AMA: Australia's readiness for Ebola 'still in question'
THE number of cases of Ebola worldwide reached 10,000 people on the weekend, as the Australian Medical Association asked whether Australia was ready to help.
With the first confirmed cases in New York and Mali reported last week, the World Health Organisation confirmed the number of cases had reached 10,141 on the weekend.
Most confirmed cases remain in West African countries, including Liberia (4665), Sierra Leone (3896) and Guinea (1553).
But after conflicting reports on Australia's readiness to send help last week, the AMA's president Associate Professor Brian Owler publicly questioned the nation's preparedness.
While we've got some people that are willing to do like the UK, the US, even Cuba and China for goodness sake, I think Australia needs to be doing exactly same thing and we do have people who are volunteering and ready to go.
Health Minister Peter Dutton has repeatedly said an Australian case was unlikely, and a team of at least 20 staff were ready to help if need.
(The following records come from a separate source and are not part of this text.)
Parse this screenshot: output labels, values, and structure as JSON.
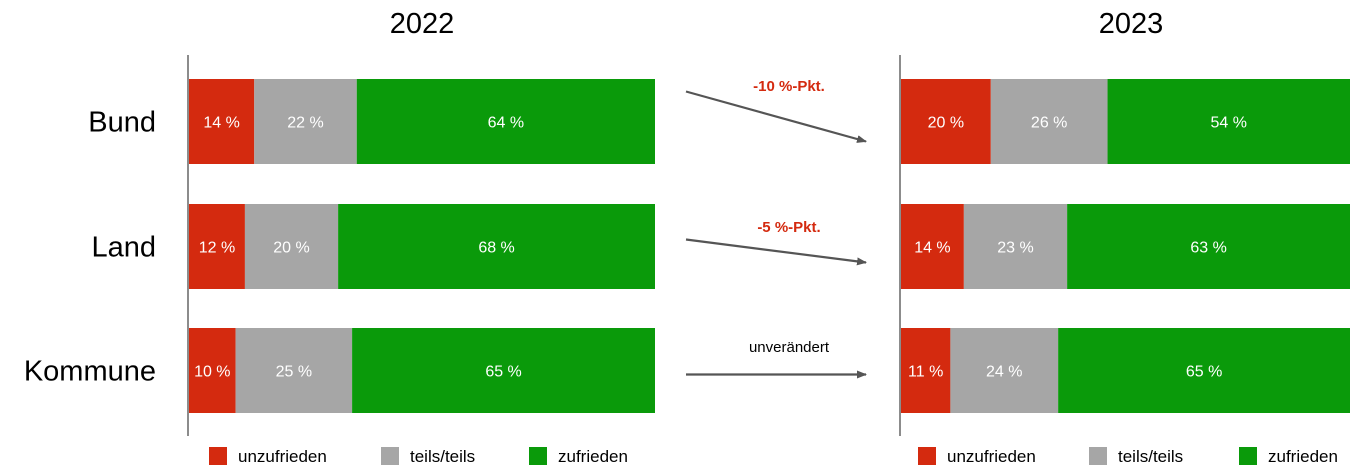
{
  "chart_data": {
    "type": "bar",
    "stacked": true,
    "orientation": "horizontal",
    "categories": [
      "Bund",
      "Land",
      "Kommune"
    ],
    "legend": {
      "placement": "bottom",
      "entries": [
        {
          "name": "unzufrieden",
          "color": "#d42a0f"
        },
        {
          "name": "teils/teils",
          "color": "#a6a6a6"
        },
        {
          "name": "zufrieden",
          "color": "#0a9a0a"
        }
      ]
    },
    "panels": [
      {
        "title": "2022",
        "xlim": [
          0,
          100
        ],
        "series": [
          {
            "name": "unzufrieden",
            "values": [
              14,
              12,
              10
            ],
            "labels": [
              "14 %",
              "12 %",
              "10 %"
            ]
          },
          {
            "name": "teils/teils",
            "values": [
              22,
              20,
              25
            ],
            "labels": [
              "22 %",
              "20 %",
              "25 %"
            ]
          },
          {
            "name": "zufrieden",
            "values": [
              64,
              68,
              65
            ],
            "labels": [
              "64 %",
              "68 %",
              "65 %"
            ]
          }
        ]
      },
      {
        "title": "2023",
        "xlim": [
          0,
          100
        ],
        "series": [
          {
            "name": "unzufrieden",
            "values": [
              20,
              14,
              11
            ],
            "labels": [
              "20 %",
              "14 %",
              "11 %"
            ]
          },
          {
            "name": "teils/teils",
            "values": [
              26,
              23,
              24
            ],
            "labels": [
              "26 %",
              "23 %",
              "24 %"
            ]
          },
          {
            "name": "zufrieden",
            "values": [
              54,
              63,
              65
            ],
            "labels": [
              "54 %",
              "63 %",
              "65 %"
            ]
          }
        ]
      }
    ],
    "changes": [
      {
        "category": "Bund",
        "label": "-10 %-Pkt.",
        "color": "#d42a0f",
        "bold": true,
        "trend": "down"
      },
      {
        "category": "Land",
        "label": "-5 %-Pkt.",
        "color": "#d42a0f",
        "bold": true,
        "trend": "down"
      },
      {
        "category": "Kommune",
        "label": "unverändert",
        "color": "#000000",
        "bold": false,
        "trend": "flat"
      }
    ]
  }
}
However, Assoc Prof Owler said while the AMA was always backing volunteers, not government-deployed staff, he thought the nation's readiness was "still in question".
After revelations last week that the United Kingdom had asked for Australia's help, he said a UK-run treatment facility in Sierra Leone would be "expected" to be available for Australian health workers, if sent.
"While we've got some people that are willing to do like the UK, the US, even Cuba and China for goodness sake, I think Australia needs to be doing exactly same thing and we do have people who are volunteering and ready to go," he said.
His comments followed new research released on Friday finding the number of beds needed in Montserrado County, Liberia, already exceeded the total number of beds pledged by the international community.
The modelling, published in the Lancet Infectious Diseases journal, also found that without "expanded control efforts" the number of Ebola cases in Liberia could reach up to 170,000 and more than 90,000 deaths, by mid-December this year.